In Friending the Past: The Sense of History in the Digital Age (2018), Alan Liu activates ephemera as “event-artifacts” which form analyzable “networks” (16). The networks of Liu’s “network archaeology” are each and together a “swarm” of this “dynamic, event-driven information” (138). Liu’s paradigm of media as difference-producing events reminds me of Brian Massumi’s Parables of the Virtual (2002), in which Massumi theorizes media networks through their “event potential.” As I’m arguing at a conference next month, Massumi implies that events cannot be replicated, because a replication is produced through different conditions and with different elements than those which produce its referent (81). When the conditions and elements of an event — or work — differ, a new event or work with new potentialities is produced or performed. In conversation with Liu’s network archaeology, which itself finds meaning in the Foucaultian “discontinuities” of media history (14), I’m considering my bibliography work as a close engagement with event production across the media network.
I’m writing my bibliography of an animated book, Gallop! by Rufus Butler Seder, in part to think through these ideas in a mediated way. Borsuk’s section on “The Book as Animation”, combined with Meggs’ relation of book design to film media movements (761, 765, 927), invite comparisons between print and film. Following Liu, though, I’m considering the discontinuities between these media histories, and how Gallop! produces networked “event-artifacts” to hypermediate our activation of the book’s potential for producing action.
That thesis will be cleaner in the final draft. I’m taking the chance to think through this more before I engage again with the book physically. Gallop! produces visual animations when the user physically manipulates the book. (I won’t be able to say this in my submitted bibliography, so let me take the chance to say that this rules.) The effect is produced by the activator’s movement and interaction, using a trademarked “Scanimation” technique that I will be researching in the weeks ahead. Muybridge-like sequences of a horse and other animals on the move characterize the book as cinematic, with the activator’s own physical manipulation of the book producing sequence and meaning. The reader is made hyper-aware that their reading of the book is an event, produced through interactions of bodies in a media network. Technically speaking, the Scanimation technique seems to reflect and block light (binary!) using interlaced bars. (I first thought it was lenticular plastic, which is a medium I experimented with in costumes as a teen — maybe it is, but I’m not sure the bars would be necessary. Excited to research further and analyze the panels closely!)

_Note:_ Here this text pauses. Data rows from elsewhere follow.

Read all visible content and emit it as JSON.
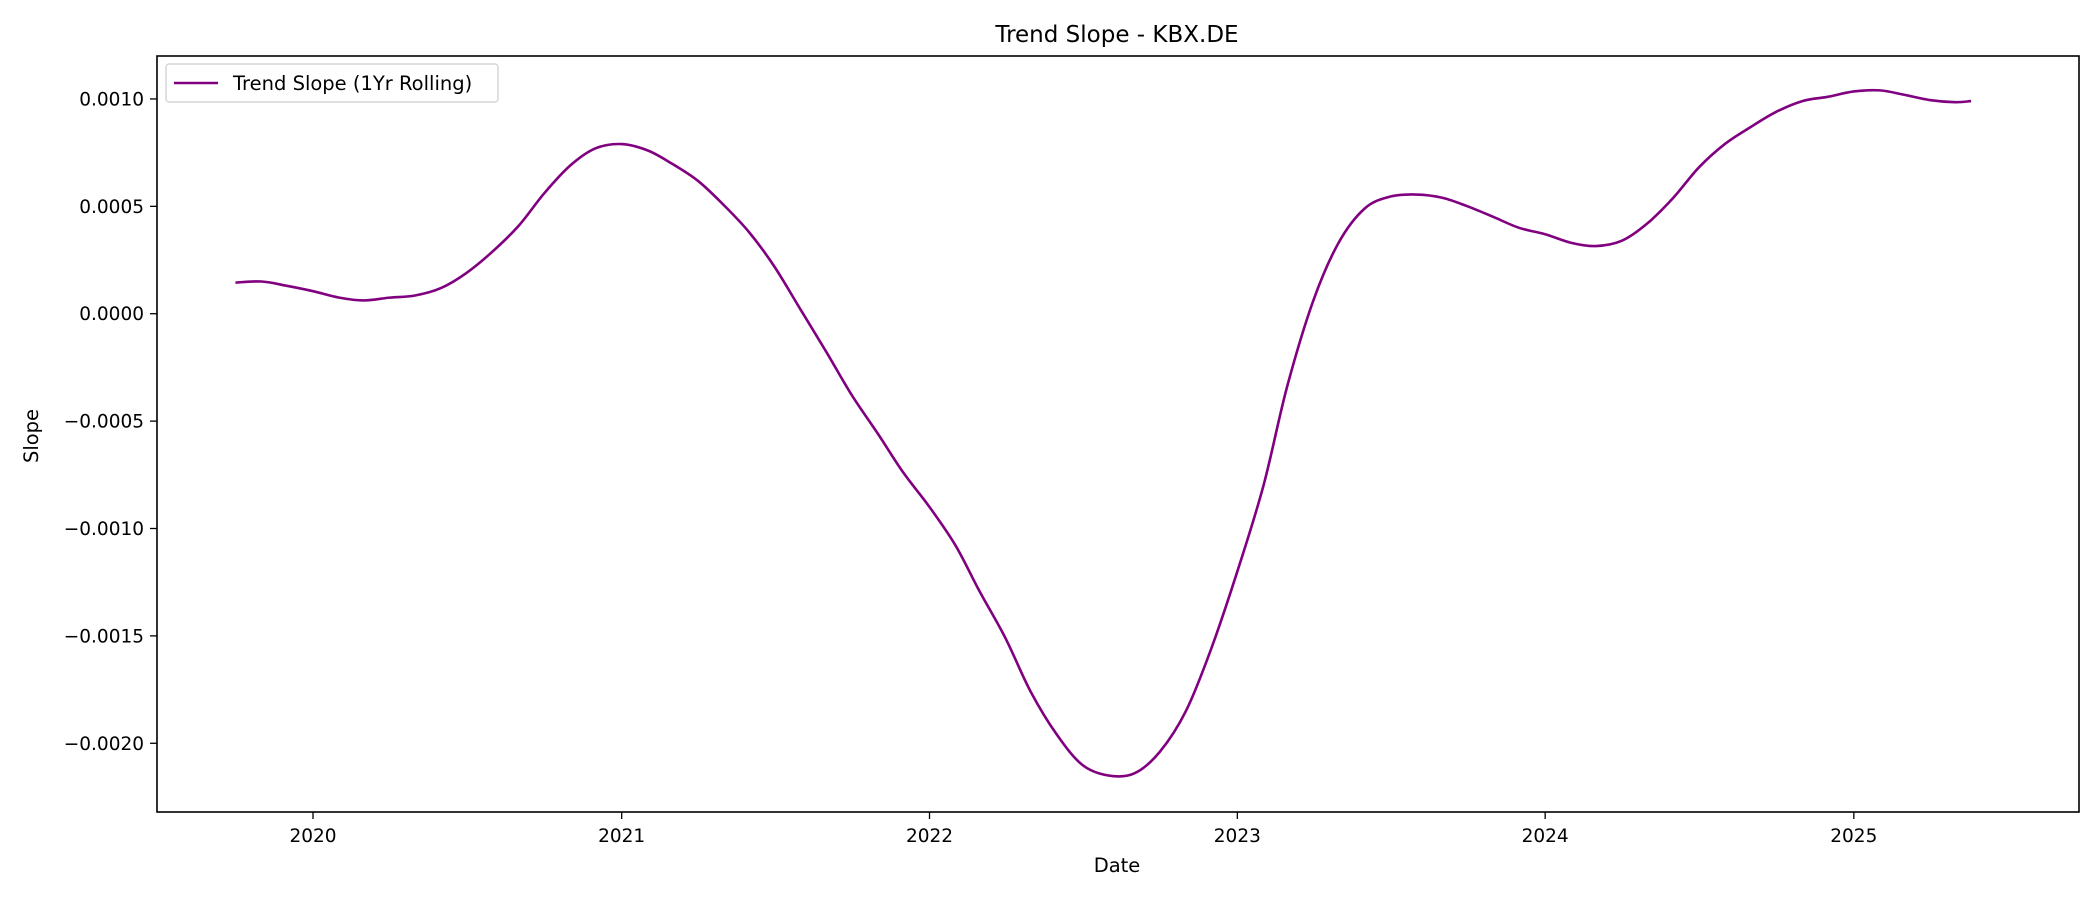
{
  "chart_data": {
    "type": "line",
    "title": "Trend Slope - KBX.DE",
    "xlabel": "Date",
    "ylabel": "Slope",
    "x_axis": "date",
    "xlim": [
      "2019-06-30",
      "2025-09-25"
    ],
    "ylim": [
      -0.00232,
      0.0012
    ],
    "grid": false,
    "legend_position": "top-left",
    "x_ticks": [
      {
        "date": "2020-01-01",
        "label": "2020"
      },
      {
        "date": "2021-01-01",
        "label": "2021"
      },
      {
        "date": "2022-01-01",
        "label": "2022"
      },
      {
        "date": "2023-01-01",
        "label": "2023"
      },
      {
        "date": "2024-01-01",
        "label": "2024"
      },
      {
        "date": "2025-01-01",
        "label": "2025"
      }
    ],
    "y_ticks": [
      {
        "value": 0.001,
        "label": "0.0010"
      },
      {
        "value": 0.0005,
        "label": "0.0005"
      },
      {
        "value": 0.0,
        "label": "0.0000"
      },
      {
        "value": -0.0005,
        "label": "−0.0005"
      },
      {
        "value": -0.001,
        "label": "−0.0010"
      },
      {
        "value": -0.0015,
        "label": "−0.0015"
      },
      {
        "value": -0.002,
        "label": "−0.0020"
      }
    ],
    "series": [
      {
        "name": "Trend Slope (1Yr Rolling)",
        "color": "#800080",
        "points": [
          {
            "x": "2019-10-01",
            "y": 0.000145
          },
          {
            "x": "2019-11-01",
            "y": 0.00015
          },
          {
            "x": "2019-12-01",
            "y": 0.00013
          },
          {
            "x": "2020-01-01",
            "y": 0.000105
          },
          {
            "x": "2020-02-01",
            "y": 7.5e-05
          },
          {
            "x": "2020-03-01",
            "y": 6.2e-05
          },
          {
            "x": "2020-04-01",
            "y": 7.5e-05
          },
          {
            "x": "2020-05-01",
            "y": 8.5e-05
          },
          {
            "x": "2020-06-01",
            "y": 0.00012
          },
          {
            "x": "2020-07-01",
            "y": 0.00019
          },
          {
            "x": "2020-08-01",
            "y": 0.00029
          },
          {
            "x": "2020-09-01",
            "y": 0.00041
          },
          {
            "x": "2020-10-01",
            "y": 0.00056
          },
          {
            "x": "2020-11-01",
            "y": 0.00069
          },
          {
            "x": "2020-12-01",
            "y": 0.00077
          },
          {
            "x": "2021-01-01",
            "y": 0.00079
          },
          {
            "x": "2021-02-01",
            "y": 0.00076
          },
          {
            "x": "2021-03-01",
            "y": 0.0007
          },
          {
            "x": "2021-04-01",
            "y": 0.00062
          },
          {
            "x": "2021-05-01",
            "y": 0.00051
          },
          {
            "x": "2021-06-01",
            "y": 0.00038
          },
          {
            "x": "2021-07-01",
            "y": 0.00022
          },
          {
            "x": "2021-08-01",
            "y": 2e-05
          },
          {
            "x": "2021-09-01",
            "y": -0.00018
          },
          {
            "x": "2021-10-01",
            "y": -0.00038
          },
          {
            "x": "2021-11-01",
            "y": -0.00056
          },
          {
            "x": "2021-12-01",
            "y": -0.00074
          },
          {
            "x": "2022-01-01",
            "y": -0.0009
          },
          {
            "x": "2022-02-01",
            "y": -0.00108
          },
          {
            "x": "2022-03-01",
            "y": -0.00129
          },
          {
            "x": "2022-04-01",
            "y": -0.00151
          },
          {
            "x": "2022-05-01",
            "y": -0.00176
          },
          {
            "x": "2022-06-01",
            "y": -0.00196
          },
          {
            "x": "2022-07-01",
            "y": -0.0021
          },
          {
            "x": "2022-08-01",
            "y": -0.00215
          },
          {
            "x": "2022-09-01",
            "y": -0.00214
          },
          {
            "x": "2022-10-01",
            "y": -0.00204
          },
          {
            "x": "2022-11-01",
            "y": -0.00185
          },
          {
            "x": "2022-12-01",
            "y": -0.00156
          },
          {
            "x": "2023-01-01",
            "y": -0.0012
          },
          {
            "x": "2023-02-01",
            "y": -0.0008
          },
          {
            "x": "2023-03-01",
            "y": -0.00034
          },
          {
            "x": "2023-04-01",
            "y": 6e-05
          },
          {
            "x": "2023-05-01",
            "y": 0.00033
          },
          {
            "x": "2023-06-01",
            "y": 0.00049
          },
          {
            "x": "2023-07-01",
            "y": 0.000545
          },
          {
            "x": "2023-08-01",
            "y": 0.000555
          },
          {
            "x": "2023-09-01",
            "y": 0.00054
          },
          {
            "x": "2023-10-01",
            "y": 0.0005
          },
          {
            "x": "2023-11-01",
            "y": 0.00045
          },
          {
            "x": "2023-12-01",
            "y": 0.0004
          },
          {
            "x": "2024-01-01",
            "y": 0.00037
          },
          {
            "x": "2024-02-01",
            "y": 0.00033
          },
          {
            "x": "2024-03-01",
            "y": 0.000315
          },
          {
            "x": "2024-04-01",
            "y": 0.00034
          },
          {
            "x": "2024-05-01",
            "y": 0.00042
          },
          {
            "x": "2024-06-01",
            "y": 0.00054
          },
          {
            "x": "2024-07-01",
            "y": 0.00068
          },
          {
            "x": "2024-08-01",
            "y": 0.00079
          },
          {
            "x": "2024-09-01",
            "y": 0.00087
          },
          {
            "x": "2024-10-01",
            "y": 0.00094
          },
          {
            "x": "2024-11-01",
            "y": 0.00099
          },
          {
            "x": "2024-12-01",
            "y": 0.00101
          },
          {
            "x": "2025-01-01",
            "y": 0.001035
          },
          {
            "x": "2025-02-01",
            "y": 0.00104
          },
          {
            "x": "2025-03-01",
            "y": 0.00102
          },
          {
            "x": "2025-04-01",
            "y": 0.000995
          },
          {
            "x": "2025-05-01",
            "y": 0.000985
          },
          {
            "x": "2025-05-20",
            "y": 0.00099
          }
        ]
      }
    ]
  }
}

What histories are traced when this book depicts movement in interaction with readers? Cinema didn’t kill the book! Gallop! produces its own event in reference to — but never replicating — the network of film history. New event, new potential. My bibliography of this book, informed by network archaeology, strives for “historical awareness of the relevant material, technical, structural, and socio-cultural differences of networks then and now, here and there” (Liu 42, emphasis original). I think I’ll have to keep myself from wandering too far into writing on film history, but it is as essential to understanding the book’s material design.
Bonnie Mak calls attention to the significance of blank space in reading (How the Page Matters 17). For Mak, blank space produces “visual and cognitive breaks, employed by designers and readers as a way to moderate the pace of engagement with the page.” Blank space and text operate like the light blocking/revealing interlacing of the Scanimation panels (binary…!) in that their “architecture” communicates the idea of motion when read together. I’ll be thinking more about this interrelationship, particularly considering Gallop! as an “event-artifact” which produces its sequential motion through its reader’s movement through space and time. The speed of panel movement is determined by the activator’s speed. I am inspired here by Meggs’ description of the designer Piet Zwart: he “considered the function of time as an aspect of the reader’s experience as he planned his page designs” for quick readability (Meggs’ History of Graphic Design 1028). How do we see that the reader’s experience of time with Gallop! is considered in its design towards producing an event? How are the techniques of Scanimation production networked with a living “swarm” of event-artifacts? How does this book hypermediate my own activation of it as mediated event?
I think I might only start to understand what I mean once I physically begin my bibliographic study on Monday. This maybe does not make much sense yet. Until it does…let’s all believe in Laszlo Moholy-Nagy’s “theory that the essence of art and design was the concept, not the execution, and that the two could be separated” (Meggs 1013).
Wonderful blog post and certainly foundation for further research. I’m glad to see you bringing an Alan Liu here to think about the infrastructures of the page as also a networked way of thinking about pages, past and present– about doing media archaeology that is also network theory. I’m happy to discuss this in more detail, as this is sophisticated and theoretical, but also media specific thinking. Great work.